Step 2 – Apply for an MMJ Card

You will be able to apply for your MMJ card with your QMP at his/her office through an Electronic Verification System (EVS). You must be a resident of Utah, aged 21+, and provide your name, gender, age, and address. Patients are also asked to sign a form where they acknowledge the risks of using weed.

If you are aged 18-20, you can qualify if the Compassionate Use Board recommends approval. Minors can also apply but need to apply for a Medical Cannabis Guardian Card and a Provisional Patient Card. If you have a designated caregiver, they need to apply for a Medical Cannabis Caregiver Card.

Step 3 – Wait for Approval

Once you have applied, it shouldn’t take the Department of Health more than 15 days to issue a card if you qualify. Once you receive your Medical Cannabis Patient Card, it is valid for up to 30 days initially, then six months. You will need to renew the card every six months and pay a fee each time.

Step 4 – Use Your MMJ Card

Once you have the MMJ card, you can only purchase, possess, transport, and use weed in a medicinal dosage form. You need to keep your card on you at all times if you are in possession of marijuana, and are not allowed to use it in public barring an emergency.

What are the Qualifying Conditions Required to get a Medical Marijuana Card in Utah?

According to the medical marijuana law, the following conditions are approved:

  • PTSD
  • Autism
  • Epilepsy/debilitating seizures
  • Ulcerative colitis or Crohn’s disease
  • Cachexia
  • Cancer
  • Alzheimer’s disease
  • Persistent nausea unrelated to pregnancy
  • Multiple sclerosis
  • Terminal illness with less than six months to live
  • Any condition which affects less than 200,000 people in America
  • Any condition which causes the patient to require hospice care
  • Any patient approved by the Compassionate Use Board that doesn’t have a medical condition on the list
  • Chronic and severe pain lasting longer than 14 days if a non-opioid prescription or a physical intervention such as chiropractic care doesn’t work.

What are Medical Cannabis Card Costs in Utah?

Try as we might, we were unable to find hard evidence of the likely fees associated with getting an MMJ card in Utah. Going by other states, we expect a fee of between $50 and $100 to apply and $200-$300 for a doctor’s consultation. You can be fined $100 for not having your card if in possession of weed, or for not having your cannabis properly labeled.

Other Important Information on the Utah Medical Marijuana License Process

Once you finally get your hands on a Utah MMJ Card, you should be able to purchase a maximum of two ounces of unprocessed medical cannabis with a maximum of 10 grams of THC in a 14-day period.

According to the existing Act, if you have an MMJ card and live more than 100 miles from a dispensary, you will be legally allowed to grow a maximum of six plants for your own use. In this case, your plants need to be grown within a locked and enclosed space not in view from any public place and must be grown outdoors. We have bad news if you live within 600 feet of a community location or 300 feet of another home; you can’t grow weed!

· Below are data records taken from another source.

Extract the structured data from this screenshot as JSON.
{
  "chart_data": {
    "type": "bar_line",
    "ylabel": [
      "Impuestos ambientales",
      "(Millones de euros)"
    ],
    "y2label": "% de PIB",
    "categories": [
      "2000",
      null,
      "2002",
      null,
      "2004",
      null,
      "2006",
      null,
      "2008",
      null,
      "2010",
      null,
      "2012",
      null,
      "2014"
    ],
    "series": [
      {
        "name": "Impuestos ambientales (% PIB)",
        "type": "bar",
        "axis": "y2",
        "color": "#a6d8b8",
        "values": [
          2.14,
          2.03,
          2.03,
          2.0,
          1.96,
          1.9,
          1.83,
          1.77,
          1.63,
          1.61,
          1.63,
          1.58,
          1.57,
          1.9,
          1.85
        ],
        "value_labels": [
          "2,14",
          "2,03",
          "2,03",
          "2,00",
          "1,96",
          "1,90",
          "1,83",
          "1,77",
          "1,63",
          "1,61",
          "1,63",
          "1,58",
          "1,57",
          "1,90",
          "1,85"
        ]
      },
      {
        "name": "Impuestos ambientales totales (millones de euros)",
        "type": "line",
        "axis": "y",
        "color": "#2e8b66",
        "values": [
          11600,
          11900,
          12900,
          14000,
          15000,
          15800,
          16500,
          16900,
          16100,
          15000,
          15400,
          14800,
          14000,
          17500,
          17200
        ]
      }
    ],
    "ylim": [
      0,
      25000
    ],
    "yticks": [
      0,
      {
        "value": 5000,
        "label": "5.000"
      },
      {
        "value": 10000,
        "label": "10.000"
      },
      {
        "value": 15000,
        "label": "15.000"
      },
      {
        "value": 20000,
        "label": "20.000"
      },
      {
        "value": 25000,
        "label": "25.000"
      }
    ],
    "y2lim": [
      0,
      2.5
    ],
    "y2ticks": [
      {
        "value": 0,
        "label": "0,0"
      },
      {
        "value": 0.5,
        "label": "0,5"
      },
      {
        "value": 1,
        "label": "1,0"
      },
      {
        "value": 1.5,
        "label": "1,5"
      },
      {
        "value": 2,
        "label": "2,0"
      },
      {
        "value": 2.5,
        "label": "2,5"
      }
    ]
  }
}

The terms of Proposition 2 also state that you are not allowed to use cannabis in a way that causes combustion at a temperature of above 750 degrees Fahrenheit. This is due to a 2017 study by Portland University which states that smoking weed at temperatures above 750 degrees releases harmful carcinogens. If that part of the law holds, it means you can’t smoke a joint and will need to use a vaporizer instead.

While you may have to wait until March 2020 to get your MMJ card, if you are caught in possession of weed without a card before July 1, 2020, and can prove you would be eligible, you are given “an affirmative defense to criminal charges.” You can also defend yourself against criminal charges for weed possession by saying you are not a Utah resident or have lived in the state for less than 45 days.

If the ‘one dispensary per county per 150,000 people’ rule is followed, there will be a total of 20 in Utah. There will be two apiece in Washington County and Weber County, three in Davis County, five in Utah County, and eight in Salt Lake County.